Mystery Shopping
Mystery Shopping is the practice of using trained shoppers to anonymously evaluate customer service, operations, employee integrity, merchandising, and product quality and knowledge
When location, pricing, and product assortment are no longer unique, service is often the key to success or failure. It costs 10 times more to get a new customer than to keep an existing one. One unhappy customer will tell 5 other people of their bad experience with your service
What Are The Benefits of a Mystery Shopping Program?
- Monitors and measures service performance
- Improves customer retention
- Makes employees aware of what is important in serving customers
- Reinforces positive employee/management actions with incentive-based reward systems
- Provides feedback from front line operations
- Monitors facility conditions - asset protection
- Ensures product/service delivery quality.

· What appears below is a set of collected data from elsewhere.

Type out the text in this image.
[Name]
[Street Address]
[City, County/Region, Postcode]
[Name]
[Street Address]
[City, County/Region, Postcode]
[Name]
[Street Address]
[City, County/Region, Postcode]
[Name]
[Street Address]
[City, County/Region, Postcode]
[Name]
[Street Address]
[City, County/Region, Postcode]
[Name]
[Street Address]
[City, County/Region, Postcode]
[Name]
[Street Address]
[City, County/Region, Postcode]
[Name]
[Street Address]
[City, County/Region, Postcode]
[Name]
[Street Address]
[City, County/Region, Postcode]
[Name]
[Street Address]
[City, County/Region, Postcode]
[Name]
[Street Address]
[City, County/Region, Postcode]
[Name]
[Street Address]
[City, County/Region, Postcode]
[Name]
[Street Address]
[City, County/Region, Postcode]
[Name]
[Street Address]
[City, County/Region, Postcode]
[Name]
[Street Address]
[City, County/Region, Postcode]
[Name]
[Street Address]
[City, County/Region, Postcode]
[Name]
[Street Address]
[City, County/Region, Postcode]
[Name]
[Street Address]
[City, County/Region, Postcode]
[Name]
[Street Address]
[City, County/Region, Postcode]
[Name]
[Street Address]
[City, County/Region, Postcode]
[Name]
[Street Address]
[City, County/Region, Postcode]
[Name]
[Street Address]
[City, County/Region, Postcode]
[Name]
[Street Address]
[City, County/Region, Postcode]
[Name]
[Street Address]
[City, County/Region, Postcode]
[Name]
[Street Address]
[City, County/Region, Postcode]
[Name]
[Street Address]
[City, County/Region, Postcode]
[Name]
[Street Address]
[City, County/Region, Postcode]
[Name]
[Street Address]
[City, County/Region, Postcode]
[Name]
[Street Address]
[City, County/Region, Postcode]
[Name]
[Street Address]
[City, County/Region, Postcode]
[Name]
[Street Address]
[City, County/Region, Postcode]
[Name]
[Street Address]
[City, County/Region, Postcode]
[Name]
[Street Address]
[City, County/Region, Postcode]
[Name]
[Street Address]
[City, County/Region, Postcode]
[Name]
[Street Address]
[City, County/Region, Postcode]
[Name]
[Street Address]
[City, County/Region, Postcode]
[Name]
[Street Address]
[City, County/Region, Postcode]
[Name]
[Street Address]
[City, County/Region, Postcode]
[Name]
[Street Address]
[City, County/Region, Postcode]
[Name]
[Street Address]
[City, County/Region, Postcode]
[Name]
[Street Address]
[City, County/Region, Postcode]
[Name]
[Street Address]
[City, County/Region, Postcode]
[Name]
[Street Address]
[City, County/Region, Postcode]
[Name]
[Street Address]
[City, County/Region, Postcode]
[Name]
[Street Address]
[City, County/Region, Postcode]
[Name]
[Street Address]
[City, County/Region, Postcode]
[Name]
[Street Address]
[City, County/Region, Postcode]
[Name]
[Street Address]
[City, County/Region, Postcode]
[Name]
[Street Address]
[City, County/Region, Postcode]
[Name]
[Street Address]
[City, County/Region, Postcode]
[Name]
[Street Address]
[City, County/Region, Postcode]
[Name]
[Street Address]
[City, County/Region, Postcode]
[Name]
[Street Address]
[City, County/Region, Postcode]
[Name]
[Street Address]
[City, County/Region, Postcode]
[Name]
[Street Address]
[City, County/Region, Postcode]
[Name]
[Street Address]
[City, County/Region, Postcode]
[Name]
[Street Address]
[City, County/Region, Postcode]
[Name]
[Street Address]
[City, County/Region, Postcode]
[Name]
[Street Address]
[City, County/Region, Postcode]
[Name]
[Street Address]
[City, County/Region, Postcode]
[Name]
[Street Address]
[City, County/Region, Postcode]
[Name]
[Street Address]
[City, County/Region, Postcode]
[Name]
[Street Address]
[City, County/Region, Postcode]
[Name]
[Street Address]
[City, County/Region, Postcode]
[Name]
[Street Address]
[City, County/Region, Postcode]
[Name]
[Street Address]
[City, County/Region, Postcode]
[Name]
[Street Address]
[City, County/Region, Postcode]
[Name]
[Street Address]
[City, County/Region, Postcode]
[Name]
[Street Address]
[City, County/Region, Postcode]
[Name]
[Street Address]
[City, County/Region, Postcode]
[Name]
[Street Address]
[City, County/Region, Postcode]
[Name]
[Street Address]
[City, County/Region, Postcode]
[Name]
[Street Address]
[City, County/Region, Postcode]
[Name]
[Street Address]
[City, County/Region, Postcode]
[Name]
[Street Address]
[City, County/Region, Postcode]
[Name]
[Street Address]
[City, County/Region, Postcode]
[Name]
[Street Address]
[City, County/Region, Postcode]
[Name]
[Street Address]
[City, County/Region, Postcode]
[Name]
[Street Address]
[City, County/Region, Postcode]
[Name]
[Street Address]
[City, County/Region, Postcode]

Supports promotional programs- Audits pricing & merchandising compliance
- Allows for competitive analyses
- Compliments marketing research data
- Identifies training needs and sales opportunities
- Educational tool for training & development
- Ensures positive customer relationships on the front line
- Enforces employee integrity.
Who Uses Mystery Shopping?
Hotels, Restaurants, Movie Theatres, Recreation Parks, Transportation systems, Fitness/health centers, Property management firms, Freight/courier services, And many more.
Others
Banks, Retailers, Manufacturers, Call Centers, E-Commerce services, Government agencies, Hospitals, Associations, Franchise operations, and Promotions agencies
How is Mystery Shopping Different From any other Research?
- Mystery shopping is a “cousin” to marketing research (related, but not the same)
- Mystery shopping is typically more operational in nature than marketing research and is most often used for training and incentive purposes
- Marketing research involves determining real customer and prospect opinions, perceptions, needs, and wants
- Mystery shopping fills in a gap of information between operations and marketing.
- Mystery shoppers are not real customers - they know what to evaluate before entering the store
- they may not typically visit the store they are evaluating
- Mystery shopping should not be used alone to determine customer satisfaction, it can compliment, but not replace, satisfaction research
- Mystery shopping is not predictive of every customer’s experience unless sufficient samples are taken and data analyzed in aggregate.